What the decision means is that in presenting the news or additional comment on the news, as well as in editorial-type advertisements, the freedom to criticize that is absolutely vital to an unfettered press is protected, subject only to the reasonable limitation that the criticism be made in good faith and not maliciously . . .
It is an increasingly important function of the press . . . if the press is to . . . encourage the free give-and-take of ideas and, above all, to be free to express criticism of public officials and public policies. This is all part of the lifeblood of a democracy. In its landmark decision yesterday, the Supreme Court of the United States has struck a solid blow not only for the freedom of the press but for the prerogatives of a free people.
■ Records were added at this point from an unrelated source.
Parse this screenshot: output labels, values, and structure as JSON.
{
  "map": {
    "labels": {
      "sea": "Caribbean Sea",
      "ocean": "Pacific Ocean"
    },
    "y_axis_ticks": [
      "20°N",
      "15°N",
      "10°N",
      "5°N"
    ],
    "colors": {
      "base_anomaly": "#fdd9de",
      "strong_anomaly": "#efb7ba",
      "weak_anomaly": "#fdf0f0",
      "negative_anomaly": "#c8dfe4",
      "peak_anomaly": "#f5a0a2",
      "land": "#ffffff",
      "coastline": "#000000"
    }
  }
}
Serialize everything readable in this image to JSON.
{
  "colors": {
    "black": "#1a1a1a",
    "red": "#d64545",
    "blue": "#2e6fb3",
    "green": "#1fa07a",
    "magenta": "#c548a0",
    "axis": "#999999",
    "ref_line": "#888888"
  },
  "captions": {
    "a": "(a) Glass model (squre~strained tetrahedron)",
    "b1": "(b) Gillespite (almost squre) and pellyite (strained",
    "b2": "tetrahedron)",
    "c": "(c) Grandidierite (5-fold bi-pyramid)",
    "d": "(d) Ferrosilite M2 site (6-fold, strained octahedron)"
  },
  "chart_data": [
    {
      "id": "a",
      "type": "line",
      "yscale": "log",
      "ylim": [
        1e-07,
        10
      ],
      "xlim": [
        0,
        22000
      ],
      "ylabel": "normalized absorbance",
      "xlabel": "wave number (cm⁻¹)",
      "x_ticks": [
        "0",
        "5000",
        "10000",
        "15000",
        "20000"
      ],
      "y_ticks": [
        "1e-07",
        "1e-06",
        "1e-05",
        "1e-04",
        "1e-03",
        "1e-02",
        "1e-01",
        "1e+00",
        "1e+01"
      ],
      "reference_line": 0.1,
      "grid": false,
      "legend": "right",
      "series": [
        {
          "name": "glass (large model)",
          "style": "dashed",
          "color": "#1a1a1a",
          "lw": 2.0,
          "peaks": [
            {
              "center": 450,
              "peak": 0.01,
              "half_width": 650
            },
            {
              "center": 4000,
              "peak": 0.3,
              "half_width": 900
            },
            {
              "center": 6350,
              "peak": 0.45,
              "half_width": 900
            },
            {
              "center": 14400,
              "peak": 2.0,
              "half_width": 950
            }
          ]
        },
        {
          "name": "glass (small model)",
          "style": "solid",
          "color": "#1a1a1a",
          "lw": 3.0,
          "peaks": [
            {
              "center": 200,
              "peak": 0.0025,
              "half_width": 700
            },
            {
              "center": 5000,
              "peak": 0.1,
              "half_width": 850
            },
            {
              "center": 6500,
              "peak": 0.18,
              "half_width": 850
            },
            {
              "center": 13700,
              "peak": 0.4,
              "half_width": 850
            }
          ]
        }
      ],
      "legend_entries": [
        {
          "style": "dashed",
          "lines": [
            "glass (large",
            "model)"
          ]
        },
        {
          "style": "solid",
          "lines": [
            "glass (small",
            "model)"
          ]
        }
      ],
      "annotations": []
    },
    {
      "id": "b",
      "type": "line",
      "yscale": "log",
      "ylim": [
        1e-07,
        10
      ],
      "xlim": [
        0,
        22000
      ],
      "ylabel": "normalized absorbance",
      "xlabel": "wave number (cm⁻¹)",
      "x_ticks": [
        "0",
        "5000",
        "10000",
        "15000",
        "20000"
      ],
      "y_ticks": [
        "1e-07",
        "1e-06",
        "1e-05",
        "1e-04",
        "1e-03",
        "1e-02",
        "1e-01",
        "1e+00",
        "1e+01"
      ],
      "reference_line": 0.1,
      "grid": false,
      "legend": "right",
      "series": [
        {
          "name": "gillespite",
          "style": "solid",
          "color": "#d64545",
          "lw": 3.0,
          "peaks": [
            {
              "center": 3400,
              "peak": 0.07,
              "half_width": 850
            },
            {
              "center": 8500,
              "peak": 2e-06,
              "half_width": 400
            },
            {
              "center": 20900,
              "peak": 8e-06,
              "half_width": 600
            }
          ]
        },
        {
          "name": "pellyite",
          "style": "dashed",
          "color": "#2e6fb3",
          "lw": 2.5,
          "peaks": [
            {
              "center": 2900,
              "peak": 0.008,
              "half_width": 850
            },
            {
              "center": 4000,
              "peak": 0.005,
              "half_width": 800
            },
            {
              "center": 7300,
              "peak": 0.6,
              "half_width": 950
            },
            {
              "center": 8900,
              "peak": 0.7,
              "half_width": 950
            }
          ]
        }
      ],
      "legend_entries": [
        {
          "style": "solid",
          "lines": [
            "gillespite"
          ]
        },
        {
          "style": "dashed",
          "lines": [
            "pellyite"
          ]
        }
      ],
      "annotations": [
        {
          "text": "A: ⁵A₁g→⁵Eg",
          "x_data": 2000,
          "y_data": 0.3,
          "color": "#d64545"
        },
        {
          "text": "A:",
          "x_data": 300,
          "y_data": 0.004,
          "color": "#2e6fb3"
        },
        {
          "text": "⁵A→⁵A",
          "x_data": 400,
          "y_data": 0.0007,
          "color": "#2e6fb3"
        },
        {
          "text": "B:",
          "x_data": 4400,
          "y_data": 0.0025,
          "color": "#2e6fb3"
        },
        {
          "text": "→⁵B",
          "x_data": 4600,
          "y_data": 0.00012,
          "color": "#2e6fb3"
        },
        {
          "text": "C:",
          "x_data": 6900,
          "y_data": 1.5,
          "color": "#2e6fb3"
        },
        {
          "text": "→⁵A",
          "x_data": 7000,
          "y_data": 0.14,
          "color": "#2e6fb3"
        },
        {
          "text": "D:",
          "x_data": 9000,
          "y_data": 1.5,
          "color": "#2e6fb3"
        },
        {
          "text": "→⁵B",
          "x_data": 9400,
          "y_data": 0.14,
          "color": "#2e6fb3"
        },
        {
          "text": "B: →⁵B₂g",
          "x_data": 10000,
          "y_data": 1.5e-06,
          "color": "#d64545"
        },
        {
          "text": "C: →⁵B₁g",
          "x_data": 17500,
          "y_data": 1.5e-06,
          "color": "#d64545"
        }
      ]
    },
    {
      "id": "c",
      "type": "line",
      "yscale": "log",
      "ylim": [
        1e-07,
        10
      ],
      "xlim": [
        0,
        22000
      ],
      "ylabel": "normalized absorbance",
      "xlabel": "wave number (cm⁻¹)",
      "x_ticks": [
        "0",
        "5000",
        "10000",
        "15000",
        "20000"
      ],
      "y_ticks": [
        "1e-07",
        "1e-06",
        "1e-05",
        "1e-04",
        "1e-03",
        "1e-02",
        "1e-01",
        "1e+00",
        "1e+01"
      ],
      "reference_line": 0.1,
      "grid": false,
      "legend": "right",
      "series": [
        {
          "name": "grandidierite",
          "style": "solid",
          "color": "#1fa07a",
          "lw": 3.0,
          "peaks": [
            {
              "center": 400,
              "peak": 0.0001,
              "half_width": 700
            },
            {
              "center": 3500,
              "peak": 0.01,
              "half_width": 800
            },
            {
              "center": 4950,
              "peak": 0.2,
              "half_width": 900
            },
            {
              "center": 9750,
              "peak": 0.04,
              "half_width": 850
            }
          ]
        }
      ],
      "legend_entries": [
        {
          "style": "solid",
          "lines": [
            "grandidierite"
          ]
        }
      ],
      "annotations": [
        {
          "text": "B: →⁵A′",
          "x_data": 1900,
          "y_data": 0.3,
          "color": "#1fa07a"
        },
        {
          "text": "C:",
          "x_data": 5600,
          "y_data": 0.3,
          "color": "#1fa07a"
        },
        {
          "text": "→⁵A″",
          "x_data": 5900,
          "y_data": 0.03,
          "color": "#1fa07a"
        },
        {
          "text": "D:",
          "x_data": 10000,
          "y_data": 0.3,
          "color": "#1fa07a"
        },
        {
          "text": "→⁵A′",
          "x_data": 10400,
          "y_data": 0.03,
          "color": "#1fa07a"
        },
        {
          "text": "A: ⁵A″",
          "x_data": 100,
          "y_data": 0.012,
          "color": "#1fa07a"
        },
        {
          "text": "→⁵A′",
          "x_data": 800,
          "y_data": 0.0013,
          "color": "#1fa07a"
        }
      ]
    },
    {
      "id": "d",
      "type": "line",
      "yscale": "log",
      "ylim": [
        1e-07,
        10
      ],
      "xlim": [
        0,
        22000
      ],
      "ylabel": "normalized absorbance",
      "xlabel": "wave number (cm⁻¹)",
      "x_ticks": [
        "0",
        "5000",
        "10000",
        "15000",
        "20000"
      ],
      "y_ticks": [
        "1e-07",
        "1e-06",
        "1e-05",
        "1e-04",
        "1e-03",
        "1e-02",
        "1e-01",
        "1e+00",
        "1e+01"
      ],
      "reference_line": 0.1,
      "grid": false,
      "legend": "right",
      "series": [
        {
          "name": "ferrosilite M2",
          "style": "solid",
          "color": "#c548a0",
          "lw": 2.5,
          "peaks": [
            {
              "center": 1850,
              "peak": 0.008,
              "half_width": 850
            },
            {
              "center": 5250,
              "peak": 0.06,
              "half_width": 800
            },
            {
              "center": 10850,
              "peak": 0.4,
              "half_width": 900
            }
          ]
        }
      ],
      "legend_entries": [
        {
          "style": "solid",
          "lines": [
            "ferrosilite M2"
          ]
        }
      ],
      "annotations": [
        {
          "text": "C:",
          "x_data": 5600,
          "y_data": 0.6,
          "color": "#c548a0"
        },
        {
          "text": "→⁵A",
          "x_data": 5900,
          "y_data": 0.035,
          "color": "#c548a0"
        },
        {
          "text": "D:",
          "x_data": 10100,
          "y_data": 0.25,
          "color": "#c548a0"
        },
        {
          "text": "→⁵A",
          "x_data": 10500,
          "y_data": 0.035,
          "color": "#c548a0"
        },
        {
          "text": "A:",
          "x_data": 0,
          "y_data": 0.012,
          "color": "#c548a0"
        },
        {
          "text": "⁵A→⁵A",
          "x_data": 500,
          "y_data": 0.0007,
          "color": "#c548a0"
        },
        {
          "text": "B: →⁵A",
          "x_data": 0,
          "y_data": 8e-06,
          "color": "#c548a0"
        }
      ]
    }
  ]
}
Some editorials, however, offered criticisms and cautions about the Court’s opinion, such as a March 10, 1964, opinion piece in the Evening Star of Washington, D.C., entitled “New Libel Test.”
For the first time the court has held that the First Amendment’s guarantees of free press and free speech confer an immunity from the normal libel or slander suit involving statements made about public officials . . .
As a practical matter, this means that a public official, except in the most extreme cases, has no legal protection against statements concerning his official conduct, which are false and damaging to his reputation . . .
This decision came in the case of a libel suit against the New York Times . . . that allegedly libeled an Alabama official. The jury returned a damage award of $500,000 and this was upheld by the Alabama appellate courts. Clearly, this was a punitive . . . award which bore no relation to any damage . . . suffered by the plaintiff, who was not even named in the ad.
This, however, was an extreme case which had its roots in racial prejudice. But the sweep of the principle laid down by the court is not limited to such cases. The immunity which is conferred applies to all manner of statements and publications, and consequently, or so it seems to us, imposes the very highest standard of responsibility on the press and on individuals.
It may now be possible, for example, to falsely accuse a public official of stealing public funds, and not be liable to him for damages. This is a freedom which the court holds to be necessary to full and uninhibited discussion and debate of public affairs. But it is also a freedom especially in the case of the press, which must be exercised with much care and restraint.